The output noise power spectra are written to
self.cfg.outstem + "_NoisePS.npz". These are in the format:ps2d_all = 2D power spectrum, [which_noise_layer, ybin, xbin]
ps1d_all = 1D power spectrum, [which_noise_layer, coverage_bin, wavenumber_bin, value_or_err]
wavenumber = 1D array of wavenumbers
- Parameters:
bins (int, optional) – Number of coverage bins for 1D power spectra.

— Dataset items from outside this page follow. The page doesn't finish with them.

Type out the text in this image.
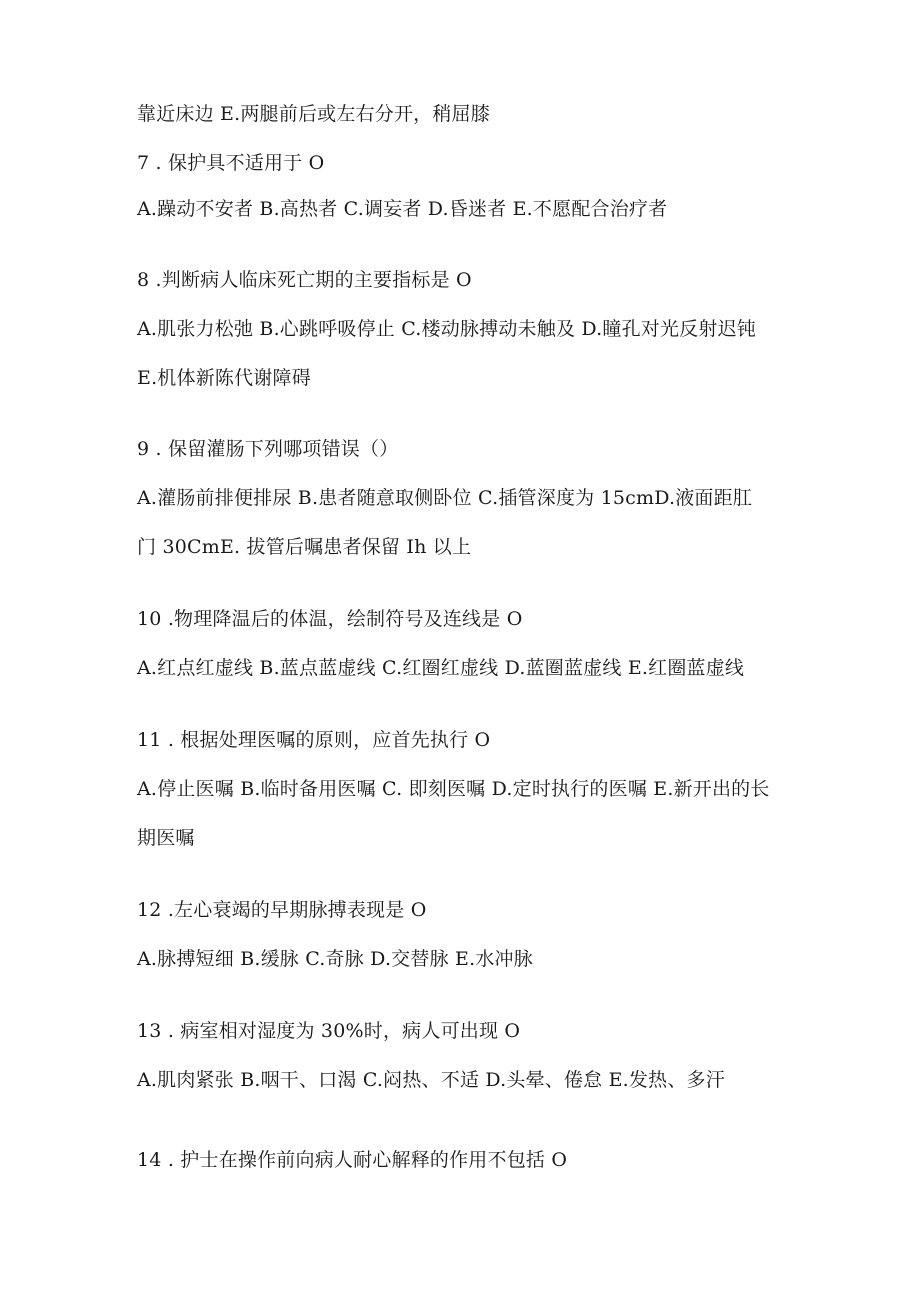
靠近床边 E.两腿前后或左右分开，稍屈膝
7 . 保护具不适用于 O
A.躁动不安者 B.高热者 C.调妄者 D.昏迷者 E.不愿配合治疗者
8 .判断病人临床死亡期的主要指标是 O
A.肌张力松弛 B.心跳呼吸停止 C.楼动脉搏动未触及 D.瞳孔对光反射迟钝
E.机体新陈代谢障碍
9 . 保留灌肠下列哪项错误（）
A.灌肠前排便排尿 B.患者随意取侧卧位 C.插管深度为 15cmD.液面距肛
门 30CmE. 拔管后嘱患者保留 Ih 以上
10 .物理降温后的体温，绘制符号及连线是 O
A.红点红虚线 B.蓝点蓝虚线 C.红圈红虚线 D.蓝圈蓝虚线 E.红圈蓝虚线
11 . 根据处理医嘱的原则，应首先执行 O
A.停止医嘱 B.临时备用医嘱 C. 即刻医嘱 D.定时执行的医嘱 E.新开出的长
期医嘱
12 .左心衰竭的早期脉搏表现是 O
A.脉搏短细 B.缓脉 C.奇脉 D.交替脉 E.水冲脉
13 . 病室相对湿度为 30%时，病人可出现 O
A.肌肉紧张 B.咽干、口渴 C.闷热、不适 D.头晕、倦怠 E.发热、多汗
14 . 护士在操作前向病人耐心解释的作用不包括 O
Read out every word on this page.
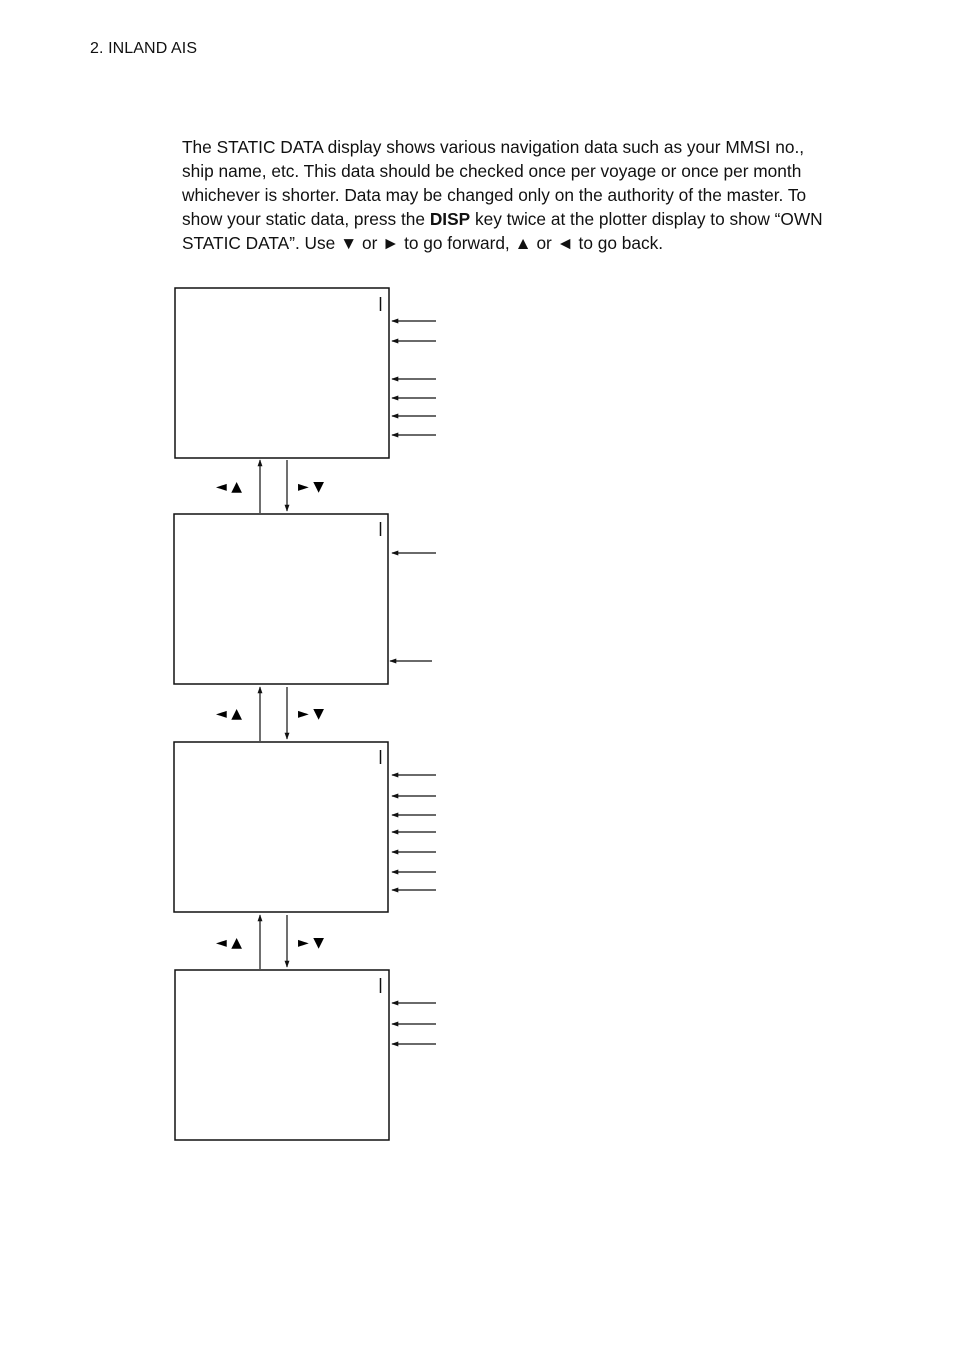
2. INLAND AIS
The STATIC DATA display shows various navigation data such as your MMSI no., ship name, etc. This data should be checked once per voyage or once per month whichever is shorter. Data may be changed only on the authority of the master. To show your static data, press the DISP key twice at the plotter display to show “OWN STATIC DATA”. Use ▼ or ► to go forward, ▲ or ◄ to go back.
◄ ▲	► ▼
◄ ▲	► ▼
◄ ▲	► ▼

overwrite (bool, optional) – Whether to overwrite existing results.
- Return type:
None
- class Mosaic(cfg: pyimcom.config.Config)[source]
Bases:
_BlkGrpWrapper for coadded mosaics (2D arrays of blocks).
- Parameters:
cfg (Config) – Configuration used for this output mosaic.
Share padding postage stamps between adjacent blocks.
- class Suite(cfg: pyimcom.config.Config, prime: int = 691, nrun: int = 16)[source]
Bases:
_BlkGrpWrapper for coadded suites (hashed arrays of blocks).
- Parameters:
cfg (Config) – Configuration used for this output mosaic.
prime (int, optional) – Prime number for hashing (Paper IV).
nrun (int, optional) – Number of coadded blocks (Paper IV).